“The emotional impact of its 137 minutes is shattering.”
by Ken B.
Cary Joji Fukunaga’s Beasts of No Nation viscerally challenges we Westerners’ out of sight, out of mind attitude towards parts of the world which we often look down upon or ignore, placing us directly into a fictitious civil war in an anonymous African country, from the perspective of the child soldiers who are forcibly made part of quasi-military groups, commanded to commit extreme acts of violence that may permanently haunt them.
Agu (Abraham Attah) is one such person, maybe no more than eleven or twelve. A war breaks out in his home country, and only a few residents of his town are able to escape before the rebel forces descend on the area. Everyone else, Agu included, is left to fend for themselves. A guerilla troop executes the lot of his family which stayed, and he barely manages to escape. After spending a little while secluded in the forest, he is discovered by a wing of the militia, and drafted in under the control of an unnamed commandant (Idris Elba), who leads a makeshift group of boys, also about Agu’s age. He has no choice but to join them, his life thrust into danger, becoming part of a fringe rebellion whose opponents include the elected government being fought against, complete with their organized army and supported by the international community at large.
Despite the fact that Beasts of No Nation is a bit more full-on than standard classroom fare, I can definitely see the film have a bright future as a staple in high schools, a possible supplement to lessons which feature its relevant events or recent history. The movie is based on a novel by Uzodinma Iweala, and it feels like one of the more comprehensive, direct depictions of child soldiers that we’ve seen in a major feature. The emotional impact of its 137 minutes is shattering, especially when Fukunaga’s direct, matter-of-fact approach is taken into consideration. He doesn’t try to pass off this phenomenon like an isolated incident, or a subject of fictitious speculation. He crafts his work here with the knowledge that Africa accounts for 120,000 – or forty percent – of the world’s estimated number of child soldiers. While that is statistically a drop in the bucket for a continent of 1.1 billion people in total, it’s no excuse for the inhumanity of the situation.

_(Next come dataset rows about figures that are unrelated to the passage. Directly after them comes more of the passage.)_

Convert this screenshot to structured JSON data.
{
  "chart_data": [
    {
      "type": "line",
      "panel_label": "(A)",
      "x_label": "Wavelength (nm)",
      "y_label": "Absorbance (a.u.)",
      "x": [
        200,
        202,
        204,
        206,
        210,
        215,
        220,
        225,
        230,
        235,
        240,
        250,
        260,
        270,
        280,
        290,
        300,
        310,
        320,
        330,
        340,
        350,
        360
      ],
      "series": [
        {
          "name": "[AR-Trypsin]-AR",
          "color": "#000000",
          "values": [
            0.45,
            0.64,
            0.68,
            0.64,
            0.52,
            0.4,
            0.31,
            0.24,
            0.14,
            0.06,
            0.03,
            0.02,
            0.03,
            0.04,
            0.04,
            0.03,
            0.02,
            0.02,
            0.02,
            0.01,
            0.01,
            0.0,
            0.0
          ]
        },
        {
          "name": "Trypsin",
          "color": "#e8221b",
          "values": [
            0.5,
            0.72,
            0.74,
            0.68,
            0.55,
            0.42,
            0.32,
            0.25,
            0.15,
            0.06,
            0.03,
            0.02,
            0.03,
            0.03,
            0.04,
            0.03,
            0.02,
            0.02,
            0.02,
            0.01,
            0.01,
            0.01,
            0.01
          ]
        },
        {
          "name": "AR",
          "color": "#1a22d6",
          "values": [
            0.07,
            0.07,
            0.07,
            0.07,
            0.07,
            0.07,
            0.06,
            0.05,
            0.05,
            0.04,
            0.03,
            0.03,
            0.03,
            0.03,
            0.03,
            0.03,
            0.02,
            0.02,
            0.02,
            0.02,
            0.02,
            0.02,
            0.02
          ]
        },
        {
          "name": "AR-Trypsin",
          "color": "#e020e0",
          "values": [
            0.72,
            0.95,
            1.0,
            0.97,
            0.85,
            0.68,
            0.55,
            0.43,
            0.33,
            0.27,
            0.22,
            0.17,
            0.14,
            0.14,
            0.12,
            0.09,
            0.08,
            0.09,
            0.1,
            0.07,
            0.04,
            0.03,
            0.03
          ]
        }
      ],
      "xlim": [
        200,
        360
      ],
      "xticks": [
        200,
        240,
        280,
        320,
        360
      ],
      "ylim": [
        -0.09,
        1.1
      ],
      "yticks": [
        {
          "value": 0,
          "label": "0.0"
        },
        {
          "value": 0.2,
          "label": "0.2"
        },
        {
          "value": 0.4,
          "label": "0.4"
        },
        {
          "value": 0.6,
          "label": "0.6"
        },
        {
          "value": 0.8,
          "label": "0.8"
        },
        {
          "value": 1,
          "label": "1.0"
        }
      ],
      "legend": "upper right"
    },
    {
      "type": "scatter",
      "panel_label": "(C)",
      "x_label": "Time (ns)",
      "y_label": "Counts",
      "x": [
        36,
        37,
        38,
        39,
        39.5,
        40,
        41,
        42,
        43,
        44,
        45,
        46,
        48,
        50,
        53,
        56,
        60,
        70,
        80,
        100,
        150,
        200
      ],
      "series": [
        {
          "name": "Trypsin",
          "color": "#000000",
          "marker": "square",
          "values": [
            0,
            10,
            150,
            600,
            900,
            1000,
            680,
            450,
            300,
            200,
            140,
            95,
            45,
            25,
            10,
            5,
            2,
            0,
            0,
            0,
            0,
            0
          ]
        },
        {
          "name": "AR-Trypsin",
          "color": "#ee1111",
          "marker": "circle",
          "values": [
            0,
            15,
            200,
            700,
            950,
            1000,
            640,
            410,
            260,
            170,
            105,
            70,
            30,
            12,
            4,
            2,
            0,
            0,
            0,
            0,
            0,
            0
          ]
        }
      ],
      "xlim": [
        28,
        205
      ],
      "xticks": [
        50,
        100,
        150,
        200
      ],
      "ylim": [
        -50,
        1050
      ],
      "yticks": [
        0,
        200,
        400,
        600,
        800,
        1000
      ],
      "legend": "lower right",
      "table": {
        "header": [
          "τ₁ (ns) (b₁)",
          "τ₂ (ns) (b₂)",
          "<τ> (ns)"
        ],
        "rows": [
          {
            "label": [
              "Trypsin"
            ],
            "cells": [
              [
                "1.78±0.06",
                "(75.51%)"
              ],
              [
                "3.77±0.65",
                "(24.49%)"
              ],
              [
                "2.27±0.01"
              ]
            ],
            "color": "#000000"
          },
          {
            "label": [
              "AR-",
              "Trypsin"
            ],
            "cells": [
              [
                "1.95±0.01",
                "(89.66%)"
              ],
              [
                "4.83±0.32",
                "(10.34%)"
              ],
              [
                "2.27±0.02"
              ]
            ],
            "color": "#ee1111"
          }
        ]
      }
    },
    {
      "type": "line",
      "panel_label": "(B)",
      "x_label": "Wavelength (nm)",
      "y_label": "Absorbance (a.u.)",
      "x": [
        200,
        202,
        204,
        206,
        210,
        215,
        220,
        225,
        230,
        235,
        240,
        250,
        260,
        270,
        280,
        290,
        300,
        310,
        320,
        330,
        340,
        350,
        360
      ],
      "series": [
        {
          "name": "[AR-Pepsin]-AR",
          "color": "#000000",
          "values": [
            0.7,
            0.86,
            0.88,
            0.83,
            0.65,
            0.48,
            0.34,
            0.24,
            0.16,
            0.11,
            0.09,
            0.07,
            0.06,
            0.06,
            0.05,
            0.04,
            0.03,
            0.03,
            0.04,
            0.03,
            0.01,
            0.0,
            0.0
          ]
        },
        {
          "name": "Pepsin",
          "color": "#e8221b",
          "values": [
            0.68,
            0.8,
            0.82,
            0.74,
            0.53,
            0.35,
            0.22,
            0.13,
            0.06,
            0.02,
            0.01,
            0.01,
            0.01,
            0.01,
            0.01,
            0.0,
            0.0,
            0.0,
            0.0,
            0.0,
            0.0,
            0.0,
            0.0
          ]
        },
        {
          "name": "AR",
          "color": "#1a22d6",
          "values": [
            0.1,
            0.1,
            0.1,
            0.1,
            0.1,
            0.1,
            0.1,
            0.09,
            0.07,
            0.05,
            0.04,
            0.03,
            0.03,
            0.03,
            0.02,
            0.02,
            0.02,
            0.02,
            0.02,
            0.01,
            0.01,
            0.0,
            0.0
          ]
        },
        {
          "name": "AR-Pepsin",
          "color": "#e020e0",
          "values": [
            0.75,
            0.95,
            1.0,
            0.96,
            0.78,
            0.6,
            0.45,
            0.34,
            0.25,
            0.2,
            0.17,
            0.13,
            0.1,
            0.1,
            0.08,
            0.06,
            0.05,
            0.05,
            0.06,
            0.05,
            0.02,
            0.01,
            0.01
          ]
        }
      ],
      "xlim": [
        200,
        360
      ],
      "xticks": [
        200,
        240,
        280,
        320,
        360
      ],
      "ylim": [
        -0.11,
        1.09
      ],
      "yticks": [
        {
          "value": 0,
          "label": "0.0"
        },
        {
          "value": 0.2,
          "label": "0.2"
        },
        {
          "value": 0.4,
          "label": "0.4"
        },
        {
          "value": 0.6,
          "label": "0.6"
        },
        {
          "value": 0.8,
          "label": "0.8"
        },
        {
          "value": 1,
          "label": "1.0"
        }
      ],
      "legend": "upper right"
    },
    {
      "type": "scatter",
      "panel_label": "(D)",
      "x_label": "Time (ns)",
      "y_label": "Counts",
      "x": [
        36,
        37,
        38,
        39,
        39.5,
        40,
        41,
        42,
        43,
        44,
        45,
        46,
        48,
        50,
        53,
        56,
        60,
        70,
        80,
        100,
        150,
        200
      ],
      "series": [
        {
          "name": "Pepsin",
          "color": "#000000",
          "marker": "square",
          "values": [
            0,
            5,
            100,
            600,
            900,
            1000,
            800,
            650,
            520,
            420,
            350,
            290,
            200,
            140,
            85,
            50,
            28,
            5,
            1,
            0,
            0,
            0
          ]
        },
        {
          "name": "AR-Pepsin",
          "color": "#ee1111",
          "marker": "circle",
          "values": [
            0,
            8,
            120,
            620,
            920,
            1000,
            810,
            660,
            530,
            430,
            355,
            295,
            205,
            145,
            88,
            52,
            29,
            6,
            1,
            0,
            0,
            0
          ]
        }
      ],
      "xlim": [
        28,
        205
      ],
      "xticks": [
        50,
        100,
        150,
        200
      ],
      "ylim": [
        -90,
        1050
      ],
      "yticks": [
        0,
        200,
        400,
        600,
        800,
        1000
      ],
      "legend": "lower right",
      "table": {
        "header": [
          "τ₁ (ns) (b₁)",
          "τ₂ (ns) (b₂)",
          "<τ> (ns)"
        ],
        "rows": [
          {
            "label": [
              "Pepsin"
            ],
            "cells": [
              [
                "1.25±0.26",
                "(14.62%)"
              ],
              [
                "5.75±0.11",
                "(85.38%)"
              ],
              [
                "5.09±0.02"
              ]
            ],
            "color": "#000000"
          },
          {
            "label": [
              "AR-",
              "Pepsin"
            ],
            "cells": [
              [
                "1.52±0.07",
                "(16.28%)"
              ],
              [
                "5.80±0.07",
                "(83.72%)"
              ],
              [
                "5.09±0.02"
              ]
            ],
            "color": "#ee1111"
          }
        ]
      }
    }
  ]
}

Abraham Attah, despite having no prior acting experience, is stellar in the lead role. Perhaps the fact that he is just a kid, and not an actor, contributes to the authenticity of his performance. Rather than act, Attah reacts. While this type of naturalistic non-professional approach can sometimes have disastrous effects, it is likely to Fukunaga’s credit as well that it works out here, as he presumably guided his young star to convey emotions as realistically as possible. Attah’s work is no doubt further benefitted by Idris Elba, who gives a chilling showing as the commandant, forming a ripe cult of personality among his underaged subordinates, convincing them that his way is the only way for them to survive.
The movie is hurt by a couple of bad stylistic moves, namely a puerile score by Dan Romer, which undercuts the significance of many potentially harrowing scenes with a droning, entirely misplaced synthesizer heavy composition that harms the mood of sequences with surprising efficiency. Another is the film’s ending, which I cannot describe in depth without getting complaints of spoilers. What I will say is that while it conveys one path which is likely to be better for the audience, it negates another which, while not particularly pleasant, is also an equally likely option that would happen to real-life individuals in such a situation. But overall, the superiority of the craftsmanship and the raw power of the acting and subject matter make Fukunaga’s efforts worth the often difficult viewing that is Beasts of No Nation.